Case Study: SOL Decided to Let People Set Their Own Targets.
A pioneer in encouraging employees to lead themselves well before the movement of Zappos and others, in 1992, when Liisa Joronen acquired SOL from the family business, she shook things up by stating that there would be no titles or secretaries. She believed that status broke down the working unit where people govern themselves and the groups unite to govern their work. Joronen gave all employees one single uniform…to make them one team…with people rising to what she believed they were capable of.
Elevate People: Give Them Control.
You may have encountered frontline people you interact with that don’t seem engaged. People are given targets, process and rules that they dutifully perform. But day after day this can become numbing…it is why you may not hear energy when you call a call center, or notice a spring in the step of someone working in a building. That is not the case at SOL – because they have a system to embed trust, energy and joy in work. SOL establishes an accountability culture by asking teams to look at the work they do as their own. When SOL wins a contract, the field salespeople and local cleaning team are trusted them to set benchmark performance targets. “The more we free our people from rules,” Joronen says, “the more we need good measurements.” Like other companies that choose to think of trust as fuel for innovation, SOL finds that targets people set for themselves are often higher than what would have been set for them.
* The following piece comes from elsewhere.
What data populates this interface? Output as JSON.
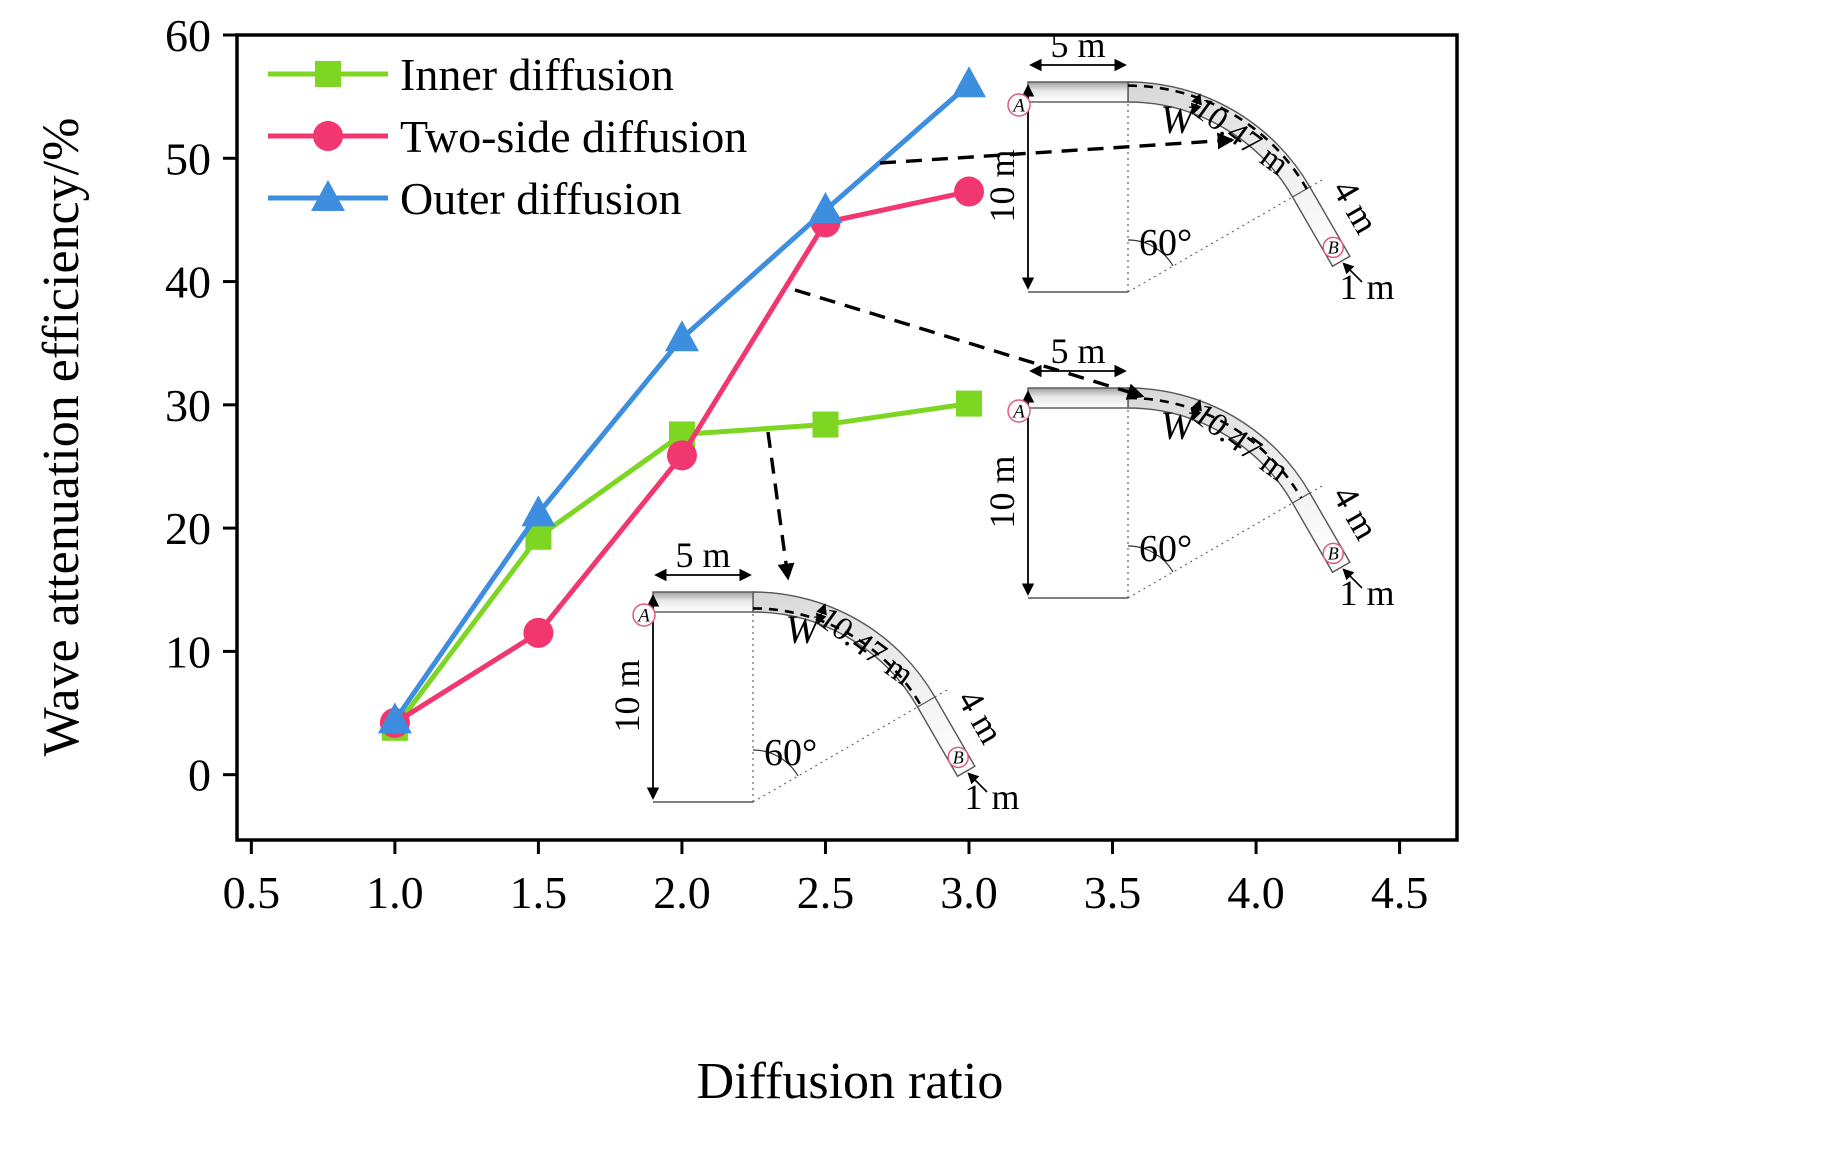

Teams in the field have complete trust, and they step up, making themselves accountable. They include the frontline and elevate those ready to participate in budgeting, hiring and negotiating contracts, as people show their capacity and initiative to do the work. In other words, they remove the caste system of what someone can or can’t “do” based on the role they happen to have. To continue enabling people to take initiative and advance, SOL commits 2% of their annual revenue in training folks to achieve these elevated levels of individual accomplishment so they can meet those tough goals they set for themselves. SOL training is about upgrading mindsets — turning cleaners into customer-service specialists.
SOL Trusts Its Employees to Set Performance Targets.
Impact: Often people are surprised to see SOL teams at work without a manger present. Trust at SOL is what guides. With that, they organize, check their own work, and succeed. Under the path that SOL expanded under, it achieved 15 percent growth for over 22 years. SOL has expanded to operate nationwide in Finland and in Estonia, Russia, Latvia, Lithuania and Sweden. SOL has nearly 10,000 registered customers.
What rules can you diminish to give people the freedom to innovate, and permission to create a place where they can thrive?